The Daily Portion
Don't let COVID-19 wear you out

If you need help, don't be ashamed to ask for help - and meanwhile, find joy in a corona shidduch story!

Sivan Rahav-Meir ,

Sivan Rahav-Meir
Sivan Rahav-Meir
Eyal ben Ayish

Overload.

This is one of our generation's problems, especially in the time of corona. Presently, most parents in Israel are chefs in a home catering service, Zoom technicians, maintenance crew managers, and school administrators, while still attempting to work at their own jobs.

In this week's Torah portion, Jethro notices overload in the case of Moshe Rabbeinu. "All the people stood before Moshe from the morning until the evening," we read and then Jethro sharply asks Moshe: "What is this thing that you are doing to the people? Why do you sit by yourself, while all the people stand before you from morning till evening? . . . The thing you are doing is not good. You will surely wear yourself out, both you and these people who are with you for the matter is too heavy for you; you cannot do it alone."

These are profound. words: if this will continue, not only will Moshe Rabbeinu wear himself out, but the people, too. Jethro introduces delegation of authority for the first time. He suggests that Moshe choose "leaders over thousands, leaders over hundreds, leaders over fifties and leaders over tens." Each leader will take responsibility for a portion of the people, and only the most important matters will reach Moshe Rabbeinu. In this way, the entire nation will feel more involved and connected, and additional individuals will receive leadership roles. Moshe does this, and everything peacefully falls into place.

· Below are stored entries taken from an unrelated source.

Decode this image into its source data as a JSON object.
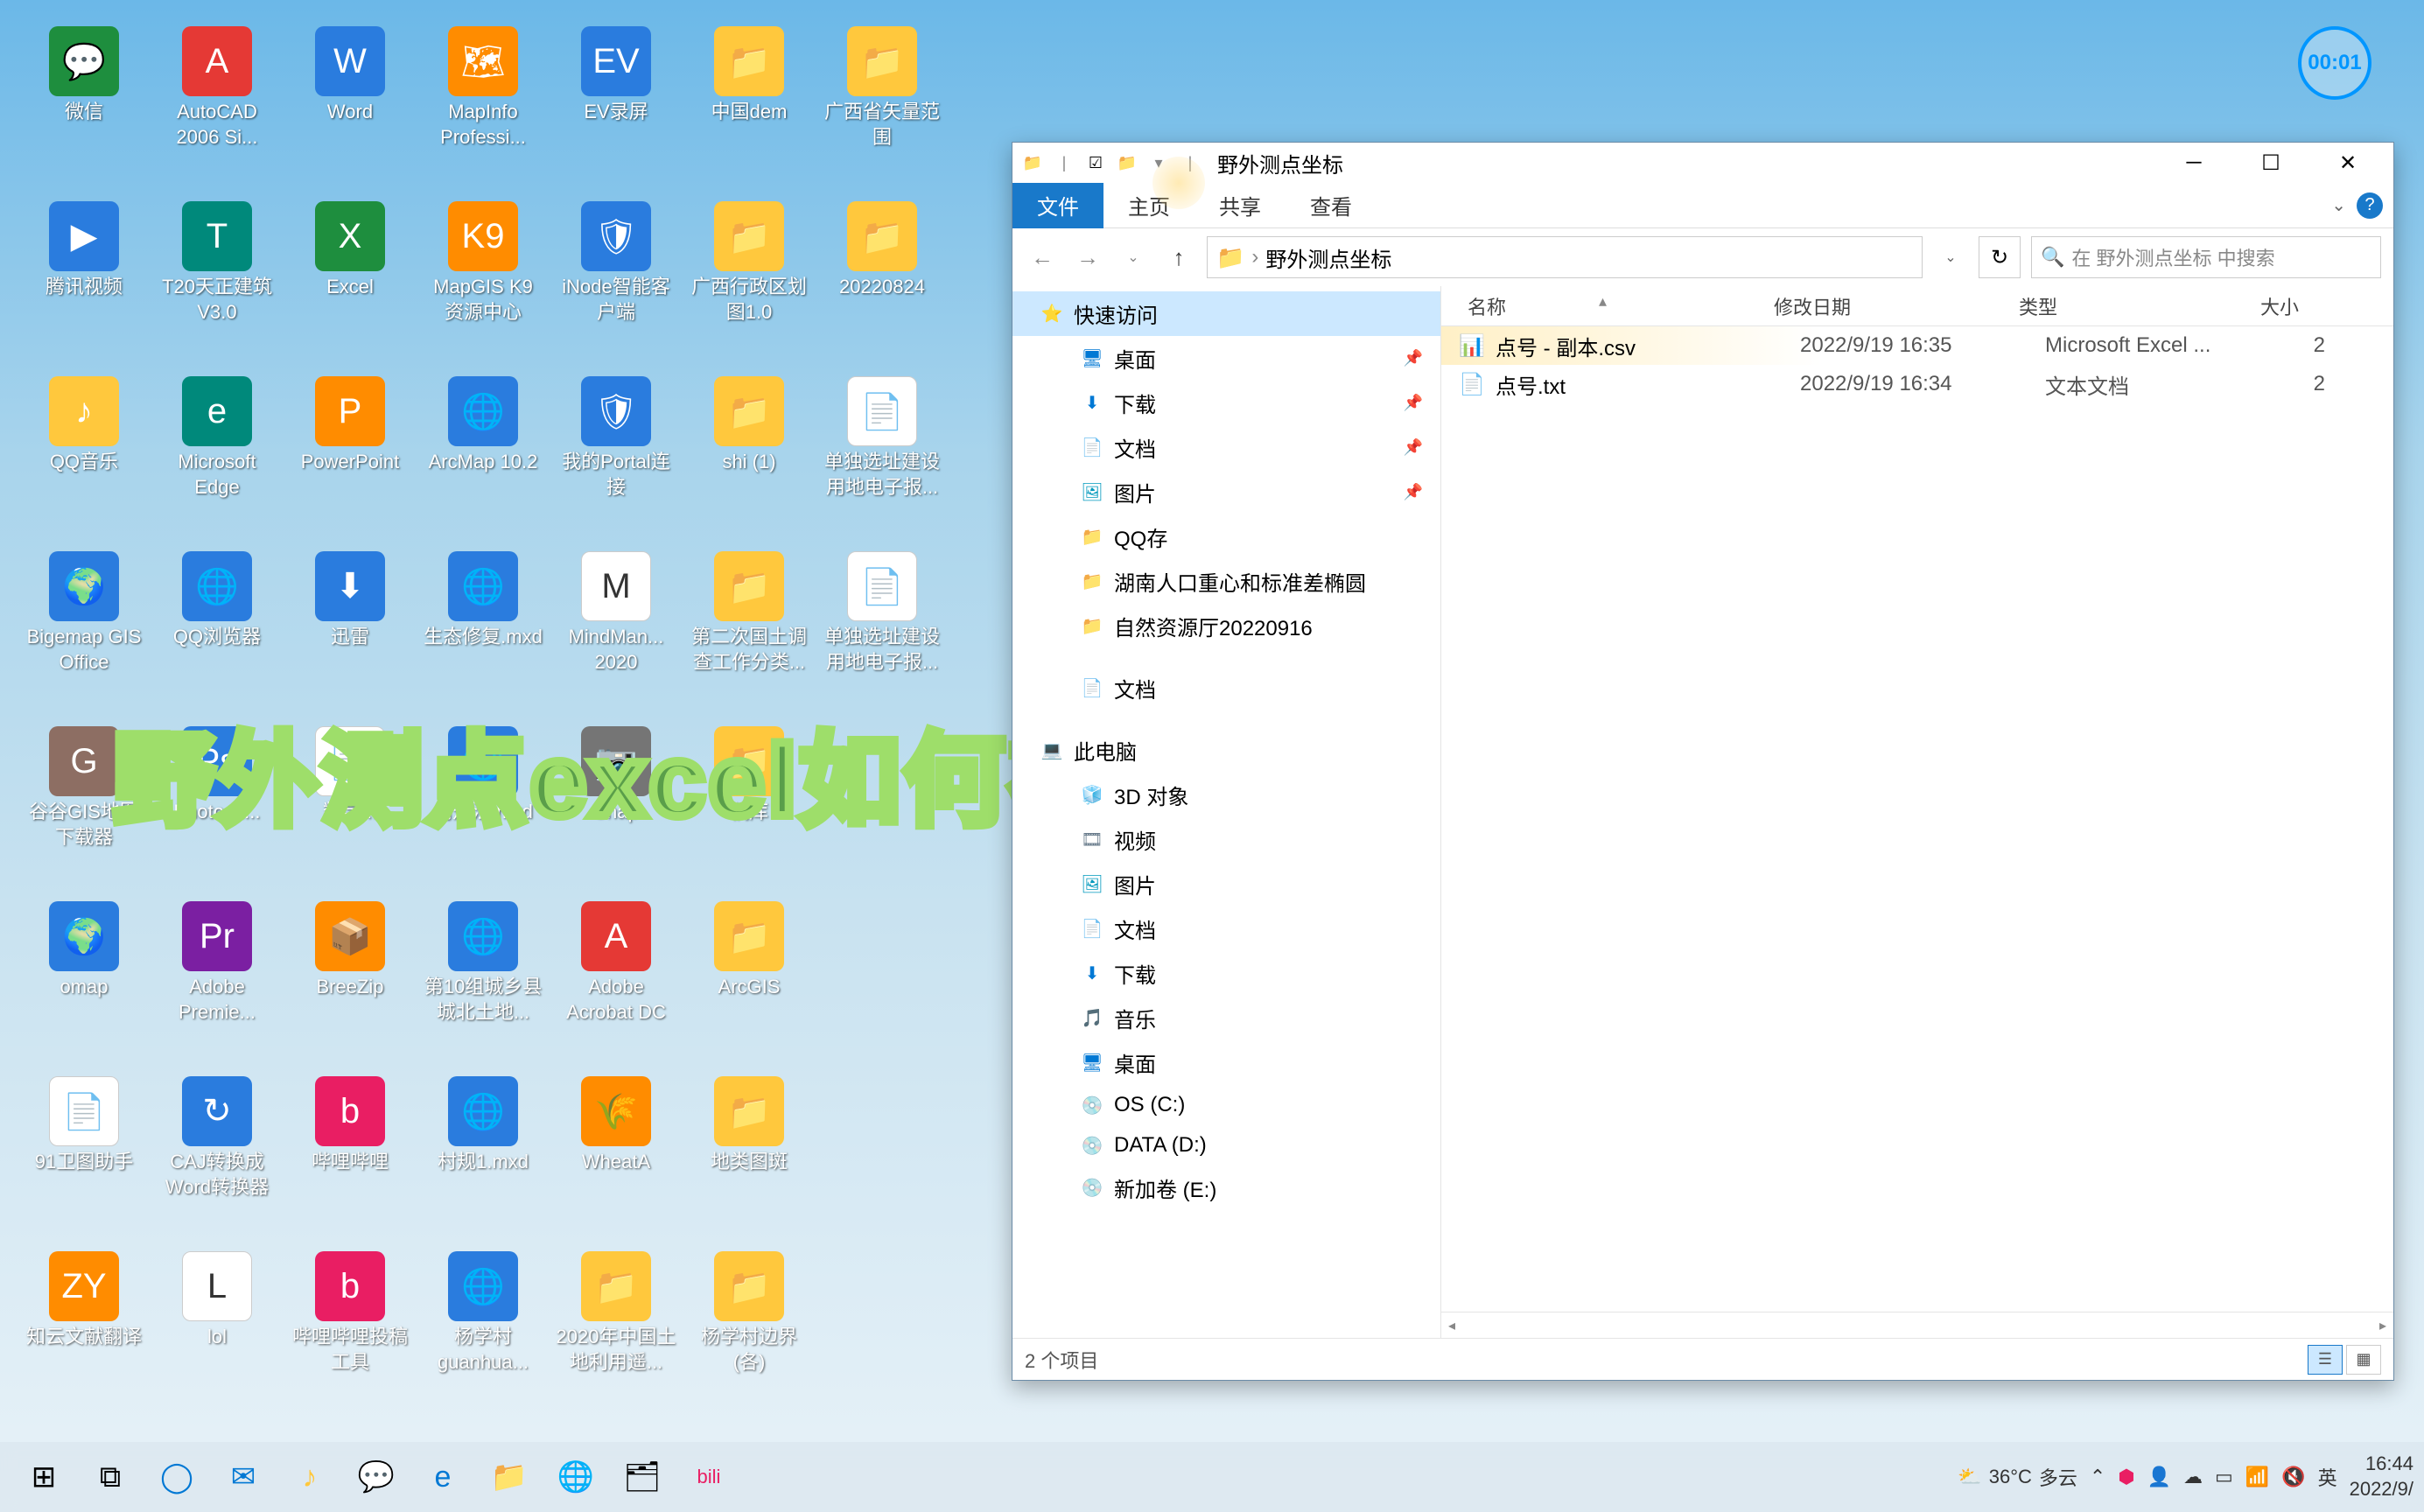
{
  "timer": "00:01",
  "overlay": "野外测点excel如何在ArcGIS中展点",
  "desktop": {
    "icons": [
      {
        "label": "微信",
        "c": "c-green",
        "g": "💬"
      },
      {
        "label": "AutoCAD 2006 Si...",
        "c": "c-red",
        "g": "A"
      },
      {
        "label": "Word",
        "c": "c-blue",
        "g": "W"
      },
      {
        "label": "MapInfo Professi...",
        "c": "c-orange",
        "g": "🗺"
      },
      {
        "label": "EV录屏",
        "c": "c-blue",
        "g": "EV"
      },
      {
        "label": "中国dem",
        "c": "c-yellow",
        "g": "📁"
      },
      {
        "label": "广西省矢量范围",
        "c": "c-yellow",
        "g": "📁"
      },
      {
        "label": "",
        "c": "",
        "g": ""
      },
      {
        "label": "腾讯视频",
        "c": "c-blue",
        "g": "▶"
      },
      {
        "label": "T20天正建筑V3.0",
        "c": "c-teal",
        "g": "T"
      },
      {
        "label": "Excel",
        "c": "c-green",
        "g": "X"
      },
      {
        "label": "MapGIS K9 资源中心",
        "c": "c-orange",
        "g": "K9"
      },
      {
        "label": "iNode智能客户端",
        "c": "c-blue",
        "g": "🛡"
      },
      {
        "label": "广西行政区划图1.0",
        "c": "c-yellow",
        "g": "📁"
      },
      {
        "label": "20220824",
        "c": "c-yellow",
        "g": "📁"
      },
      {
        "label": "",
        "c": "",
        "g": ""
      },
      {
        "label": "QQ音乐",
        "c": "c-yellow",
        "g": "♪"
      },
      {
        "label": "Microsoft Edge",
        "c": "c-teal",
        "g": "e"
      },
      {
        "label": "PowerPoint",
        "c": "c-orange",
        "g": "P"
      },
      {
        "label": "ArcMap 10.2",
        "c": "c-blue",
        "g": "🌐"
      },
      {
        "label": "我的Portal连接",
        "c": "c-blue",
        "g": "🛡"
      },
      {
        "label": "shi (1)",
        "c": "c-yellow",
        "g": "📁"
      },
      {
        "label": "单独选址建设用地电子报...",
        "c": "c-white",
        "g": "📄"
      },
      {
        "label": "",
        "c": "",
        "g": ""
      },
      {
        "label": "Bigemap GIS Office",
        "c": "c-blue",
        "g": "🌍"
      },
      {
        "label": "QQ浏览器",
        "c": "c-blue",
        "g": "🌐"
      },
      {
        "label": "迅雷",
        "c": "c-blue",
        "g": "⬇"
      },
      {
        "label": "生态修复.mxd",
        "c": "c-blue",
        "g": "🌐"
      },
      {
        "label": "MindMan... 2020",
        "c": "c-white",
        "g": "M"
      },
      {
        "label": "第二次国土调查工作分类...",
        "c": "c-yellow",
        "g": "📁"
      },
      {
        "label": "单独选址建设用地电子报...",
        "c": "c-white",
        "g": "📄"
      },
      {
        "label": "",
        "c": "",
        "g": ""
      },
      {
        "label": "谷谷GIS地图下载器",
        "c": "c-brown",
        "g": "G"
      },
      {
        "label": "Photosh...",
        "c": "c-blue",
        "g": "Ps"
      },
      {
        "label": "数学...",
        "c": "c-white",
        "g": "📄"
      },
      {
        "label": "用规法.mxd",
        "c": "c-blue",
        "g": "🌐"
      },
      {
        "label": "Snap",
        "c": "c-gray",
        "g": "📷"
      },
      {
        "label": "稿库",
        "c": "c-yellow",
        "g": "📁"
      },
      {
        "label": "",
        "c": "",
        "g": ""
      },
      {
        "label": "",
        "c": "",
        "g": ""
      },
      {
        "label": "omap",
        "c": "c-blue",
        "g": "🌍"
      },
      {
        "label": "Adobe Premie...",
        "c": "c-purple",
        "g": "Pr"
      },
      {
        "label": "BreeZip",
        "c": "c-orange",
        "g": "📦"
      },
      {
        "label": "第10组城乡县城北土地...",
        "c": "c-blue",
        "g": "🌐"
      },
      {
        "label": "Adobe Acrobat DC",
        "c": "c-red",
        "g": "A"
      },
      {
        "label": "ArcGIS",
        "c": "c-yellow",
        "g": "📁"
      },
      {
        "label": "",
        "c": "",
        "g": ""
      },
      {
        "label": "",
        "c": "",
        "g": ""
      },
      {
        "label": "91卫图助手",
        "c": "c-white",
        "g": "📄"
      },
      {
        "label": "CAJ转换成Word转换器",
        "c": "c-blue",
        "g": "↻"
      },
      {
        "label": "哔哩哔哩",
        "c": "c-pink",
        "g": "b"
      },
      {
        "label": "村规1.mxd",
        "c": "c-blue",
        "g": "🌐"
      },
      {
        "label": "WheatA",
        "c": "c-orange",
        "g": "🌾"
      },
      {
        "label": "地类图斑",
        "c": "c-yellow",
        "g": "📁"
      },
      {
        "label": "",
        "c": "",
        "g": ""
      },
      {
        "label": "",
        "c": "",
        "g": ""
      },
      {
        "label": "知云文献翻译",
        "c": "c-orange",
        "g": "ZY"
      },
      {
        "label": "lol",
        "c": "c-white",
        "g": "L"
      },
      {
        "label": "哔哩哔哩投稿工具",
        "c": "c-pink",
        "g": "b"
      },
      {
        "label": "杨学村guanhua...",
        "c": "c-blue",
        "g": "🌐"
      },
      {
        "label": "2020年中国土地利用遥...",
        "c": "c-yellow",
        "g": "📁"
      },
      {
        "label": "杨学村边界(各)",
        "c": "c-yellow",
        "g": "📁"
      }
    ]
  },
  "explorer": {
    "title": "野外测点坐标",
    "tabs": {
      "file": "文件",
      "home": "主页",
      "share": "共享",
      "view": "查看"
    },
    "address": "野外测点坐标",
    "search_placeholder": "在 野外测点坐标 中搜索",
    "columns": {
      "name": "名称",
      "date": "修改日期",
      "type": "类型",
      "size": "大小"
    },
    "sidebar": [
      {
        "lvl": 1,
        "icon": "⭐",
        "label": "快速访问",
        "sel": true
      },
      {
        "lvl": 2,
        "icon": "🖥",
        "label": "桌面",
        "pin": true,
        "color": "#0078d4"
      },
      {
        "lvl": 2,
        "icon": "⬇",
        "label": "下载",
        "pin": true,
        "color": "#0078d4"
      },
      {
        "lvl": 2,
        "icon": "📄",
        "label": "文档",
        "pin": true,
        "color": "#657889"
      },
      {
        "lvl": 2,
        "icon": "🖼",
        "label": "图片",
        "pin": true,
        "color": "#0099bc"
      },
      {
        "lvl": 2,
        "icon": "📁",
        "label": "QQ存",
        "color": "#ffc83d"
      },
      {
        "lvl": 2,
        "icon": "📁",
        "label": "湖南人口重心和标准差椭圆",
        "color": "#ffc83d"
      },
      {
        "lvl": 2,
        "icon": "📁",
        "label": "自然资源厅20220916",
        "color": "#ffc83d"
      },
      {
        "lvl": 0,
        "spacer": true
      },
      {
        "lvl": 2,
        "icon": "📄",
        "label": "文档",
        "color": "#657889"
      },
      {
        "lvl": 0,
        "spacer": true
      },
      {
        "lvl": 1,
        "icon": "💻",
        "label": "此电脑",
        "color": "#0078d4"
      },
      {
        "lvl": 2,
        "icon": "🧊",
        "label": "3D 对象",
        "color": "#0099bc"
      },
      {
        "lvl": 2,
        "icon": "🎞",
        "label": "视频",
        "color": "#657889"
      },
      {
        "lvl": 2,
        "icon": "🖼",
        "label": "图片",
        "color": "#0099bc"
      },
      {
        "lvl": 2,
        "icon": "📄",
        "label": "文档",
        "color": "#657889"
      },
      {
        "lvl": 2,
        "icon": "⬇",
        "label": "下载",
        "color": "#0078d4"
      },
      {
        "lvl": 2,
        "icon": "🎵",
        "label": "音乐",
        "color": "#0078d4"
      },
      {
        "lvl": 2,
        "icon": "🖥",
        "label": "桌面",
        "color": "#0078d4"
      },
      {
        "lvl": 2,
        "icon": "💿",
        "label": "OS (C:)",
        "color": "#657889"
      },
      {
        "lvl": 2,
        "icon": "💿",
        "label": "DATA (D:)",
        "color": "#657889"
      },
      {
        "lvl": 2,
        "icon": "💿",
        "label": "新加卷 (E:)",
        "color": "#657889"
      }
    ],
    "files": [
      {
        "icon": "📊",
        "name": "点号 - 副本.csv",
        "date": "2022/9/19 16:35",
        "type": "Microsoft Excel ...",
        "size": "2",
        "hilite": true
      },
      {
        "icon": "📄",
        "name": "点号.txt",
        "date": "2022/9/19 16:34",
        "type": "文本文档",
        "size": "2"
      }
    ],
    "status": "2 个项目"
  },
  "taskbar": {
    "weather": {
      "temp": "36°C",
      "desc": "多云"
    },
    "ime": "英",
    "time": "16:44",
    "date": "2022/9/"
  }
}
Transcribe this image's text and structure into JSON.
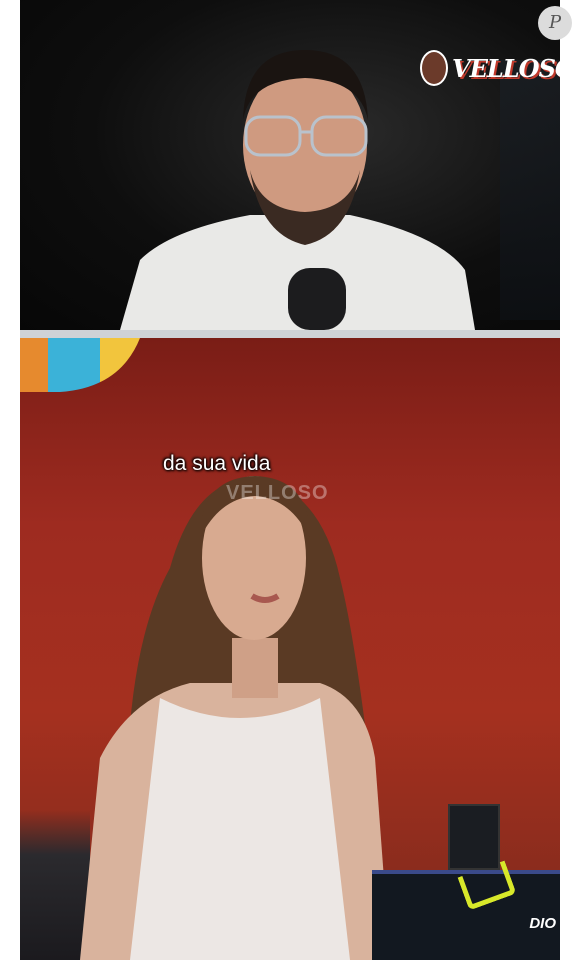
{
  "top_panel": {
    "logo_text": "VELLOSO",
    "corner_badge": "P"
  },
  "bottom_panel": {
    "caption": "da sua vida",
    "watermark": "VELLOSO",
    "table_tag": "DIO"
  }
}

It's impossible to do everything alone. Even Moshe Rabbeinu can't. It's not shameful to ask for help under the present circumstances, and to delegate authority to children, friends, and outside elements. It is essential to postpone non-urgent matters for now and to notice what saps our strength -- lest we wear ourselves out, heaven forbid.

And to cheer you up...

Unexpected joy

Shidduch at the corona hotel*

"Shalom, this is about me, Shani Yakobson, 29 years old, and Amir Tzion, who is 34. On Erev Rosh HaShanah, I tested positive for the coronavirus and was placed in isolation at the corona hotel, the Carlton in Nahariya. At the same time, Amir, who works as a hospital nurse, tested positive for the virus and arrived at the same hotel.

Both of us entered the new year with an ominous feeling. We went to the hotel in order not to infect our families during the holiday, and we were both in despair over our illness, our isolation, and our lack of certainty.

On the first day of Tishrei, the Day of Judgement which starts the new year, we prayed in an improvised synagogue that the gates of good news would open. While the shofar was blown, both of us prayed that we would merit to build a family home. We were both single but no longer young, and had gone on numerous dates, but we could not imagine that in the dining room of the corona hotel -- salvation would come.

In retrospect, everything seems so strange. Are we supposed to say thank you to those who infected us? To thank the Home Front Command for the shidduch? To thank stubborn guests at the hotel who took initiative to leave us alone in the dining room, in order that we would talk and get to know each other?

We have heard many times our sages' words, that 'finding a spouse is as difficult as splitting the Red Sea.' Recently, on Shabbat, we read in the Torah about the splitting of the Red Sea. The two of us felt this miracle within ourselves. We are engaged.

We know the situation remains difficult outside, beyond our bubble, harsh and painful and frustrating. Therefore, we want to publicize and shout our story to the entire world to give hope to others during this awful time. We discovered in the most personal way that even within great darkness great light can suddenly burst forth."